Es geht darum, das Innerste der menschlichen Natur zu finden und ihr entsprechend zu leben. Dazu muss man auf A in seiner kompaktesten Form treffen, denn jeder Personalisierung, egal ob durch Eltern, Lehrer, Priester oder Psychoanalytiker führt nur wieder dazu, sich an dieser Art von A festzuhalten und nicht selbstständig zu werden. In der Analytischen Psychokatharsis wird A daher in seiner sowohl von der Natur wie auch von der Sprache her kompaktesten Kombination erfasst. A ist hier nunmehr das Schatzhaus der Signifikanten, wie Lacan es nannte. A ist die Börse samt ihren Protagonisten. Doch A ist wie die Börse dazu da seine innerste Natur preiszugeben, damit man eben ohne Verlust und mit dem angemessenen Gewinn herauskommt. Dieser Gewinn ist eine präzise Sicht in die Zukunft.

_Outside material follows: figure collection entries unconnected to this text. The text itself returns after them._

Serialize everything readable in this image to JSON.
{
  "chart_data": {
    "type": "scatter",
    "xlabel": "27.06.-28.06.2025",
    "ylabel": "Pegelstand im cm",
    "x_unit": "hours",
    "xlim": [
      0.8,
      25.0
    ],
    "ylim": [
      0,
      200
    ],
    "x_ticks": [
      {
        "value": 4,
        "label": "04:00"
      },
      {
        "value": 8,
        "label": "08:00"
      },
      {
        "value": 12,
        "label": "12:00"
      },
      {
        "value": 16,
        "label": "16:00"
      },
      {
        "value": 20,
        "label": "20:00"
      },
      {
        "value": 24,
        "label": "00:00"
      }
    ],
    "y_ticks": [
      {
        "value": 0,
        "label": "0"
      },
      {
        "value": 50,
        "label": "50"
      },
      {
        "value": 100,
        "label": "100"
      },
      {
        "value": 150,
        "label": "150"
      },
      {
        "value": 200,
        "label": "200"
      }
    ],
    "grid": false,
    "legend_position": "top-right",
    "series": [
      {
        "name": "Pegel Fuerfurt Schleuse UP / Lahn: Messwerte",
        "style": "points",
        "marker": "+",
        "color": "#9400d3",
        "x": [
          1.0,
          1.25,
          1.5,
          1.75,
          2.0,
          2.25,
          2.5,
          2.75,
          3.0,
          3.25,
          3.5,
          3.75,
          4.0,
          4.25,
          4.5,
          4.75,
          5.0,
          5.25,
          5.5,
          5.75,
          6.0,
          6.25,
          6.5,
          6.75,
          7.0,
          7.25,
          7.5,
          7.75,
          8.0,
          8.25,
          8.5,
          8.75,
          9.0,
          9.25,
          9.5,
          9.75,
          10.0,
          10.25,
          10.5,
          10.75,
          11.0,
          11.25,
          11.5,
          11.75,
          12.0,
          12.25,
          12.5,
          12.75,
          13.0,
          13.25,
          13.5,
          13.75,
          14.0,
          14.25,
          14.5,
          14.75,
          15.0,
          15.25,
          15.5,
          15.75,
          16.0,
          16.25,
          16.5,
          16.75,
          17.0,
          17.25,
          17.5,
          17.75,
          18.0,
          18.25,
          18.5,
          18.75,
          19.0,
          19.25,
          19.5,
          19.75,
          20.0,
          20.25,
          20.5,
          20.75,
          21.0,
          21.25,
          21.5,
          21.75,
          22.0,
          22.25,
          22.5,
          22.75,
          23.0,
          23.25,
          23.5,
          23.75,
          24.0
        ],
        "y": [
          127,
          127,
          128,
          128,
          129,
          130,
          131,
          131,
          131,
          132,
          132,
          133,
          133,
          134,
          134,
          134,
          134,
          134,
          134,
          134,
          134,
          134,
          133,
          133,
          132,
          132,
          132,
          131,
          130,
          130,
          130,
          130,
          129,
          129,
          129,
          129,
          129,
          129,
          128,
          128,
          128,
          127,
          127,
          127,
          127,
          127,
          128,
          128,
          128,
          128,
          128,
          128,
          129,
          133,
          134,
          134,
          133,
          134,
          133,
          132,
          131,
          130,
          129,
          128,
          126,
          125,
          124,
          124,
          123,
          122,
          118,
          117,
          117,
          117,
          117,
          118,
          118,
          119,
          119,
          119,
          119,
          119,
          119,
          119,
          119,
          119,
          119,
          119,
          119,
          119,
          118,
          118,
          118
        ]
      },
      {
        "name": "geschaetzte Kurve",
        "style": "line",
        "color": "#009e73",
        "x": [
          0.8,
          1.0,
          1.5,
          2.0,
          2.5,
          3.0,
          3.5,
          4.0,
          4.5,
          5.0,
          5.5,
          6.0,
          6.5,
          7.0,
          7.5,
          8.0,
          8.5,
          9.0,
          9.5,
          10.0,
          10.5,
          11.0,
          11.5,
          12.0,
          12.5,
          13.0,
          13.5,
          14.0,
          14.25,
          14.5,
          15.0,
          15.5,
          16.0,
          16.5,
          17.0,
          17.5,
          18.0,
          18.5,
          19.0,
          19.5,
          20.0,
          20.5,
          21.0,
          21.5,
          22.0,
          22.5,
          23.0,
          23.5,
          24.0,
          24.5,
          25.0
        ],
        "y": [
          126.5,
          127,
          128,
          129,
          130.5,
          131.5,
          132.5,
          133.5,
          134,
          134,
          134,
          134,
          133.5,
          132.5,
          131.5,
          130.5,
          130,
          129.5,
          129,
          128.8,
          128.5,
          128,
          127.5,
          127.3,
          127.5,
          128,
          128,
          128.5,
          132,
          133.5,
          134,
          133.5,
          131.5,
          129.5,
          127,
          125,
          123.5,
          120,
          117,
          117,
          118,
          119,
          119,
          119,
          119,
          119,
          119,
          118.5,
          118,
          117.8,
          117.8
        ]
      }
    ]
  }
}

Diese Sicht in die Zukunft dient dazu, aus der Vergangenheit das Wichtige zu schöpfen um damit die eigene Geschichte neu schreiben, d h. für die Zukunft zutreffend schreiben zu können. Man muss sich ein bisschen mit den Frühmenschen, die auch den Frühmenschen in uns selbst betreffen, beschäftigen. Dann ein bisschen mit dem Beginn der ersten Hochkulturen, um zu sehen, was die Menschen mit diesem „Hoch“ bereits von dem Vorher schon wieder verloren haben. Dann etwas mit dem Mittelalter und erst dann mit dem Heute. Wenn man weit zurückgeht – wie gerade geschildert – nennt man dies in der Psychoanalyse eine Regression. Auch auf der Börse nennt man dies so. In der Analytischen Psychokatharsis spreche ich diesbezüglich gerne von einer Involution, weil dies der äußeren Evolution entspricht, die wir in Psychoanalyse und Börse wiederum eine Progression nennen. Die in der Analytischen Psychokatharsis verwendeten Formel-Worte tragen regressive, also involutive  und progressive Elemente in sich. Sie können daher den Prozess des auf frühe Entwicklungsstufen Zurückgehens und wieder Fortschreitens ideal abbilden und in Gang setzen.


Man muss sich das so vorstellen: durch die „freie Assoziation“ wird in der Psychoanalyse ein regressiver Vorgang eingeleitet. Der Patient spricht im Idealfall wie träumend vor sich hin und enthüllt damit Inhalte seines Unbewussten, die ihm selbst rätselhaft erscheinen können. Indem der Analytiker diese Äußerungen mit ihm bespricht und deutet, kommt ein progressiver Vorgang zustande. Der Patient schreibt – regressiv zurückgreifend auf seine vergangenen oder inadäquaten Erfahrungen – anhand der Deutungen und der Zusammenarbeit mit dem Analytiker seine Geschichte neu. Neu ausgerichtet in die Zukunft. So schreibt auch der Börsianer zurückgreifend auf die unruhigen Märkte seinen Handel in progressiver Richtung fort, seine Arbeit erhaltend und fördernd. Und auch die Natur greift stets auf frühere Lebensformen zurück, wenn der Überlebenskampf es erfordert und entwickelt neue beständigere Formen des Lebens und des evolutiven Geschehens.


Für alle diese Zurück-und-Vorwärts-Vorgänge stehen in der Analytischen Psychokatharsis die Formel-Worte. Das Zurück ermöglichen sie durch ihre rein wort-bild-klangliche Struktur, die scheinbar nichts sagt, sondern wie die Assoziationen des Patienten rätselhaft erscheinen. Das Nach-Vorne erzeugen sie jedoch durch die wort-bild-inhaltliche Struktur, durch die Anregung eines aus vielen unzusammenhängenden Bedeutungen gemachten Sinns. Dieser Sinn kann die Katharsis sein oder die Pass-Worte oder beides zusammen. Selbst in der Baisse geht die Wertschöpfung weiter, da sie ja letztlich eine Klärung, Reinigung, Katharsis des Marktes ist, um dann wieder zu einer Hausse zu führen, die Sinn macht. In der Analytischen Psychokatharsis besteht der Sinn darin, das Innerste der menschlichen Natur und der Beziehungen unter den Menschen erkannt, erfahren, stabilisiert und erlebbar gemacht zu haben. Mehr Lebenszweck kann es nicht geben. Das Subjekt ist dann mit seinem A vereint.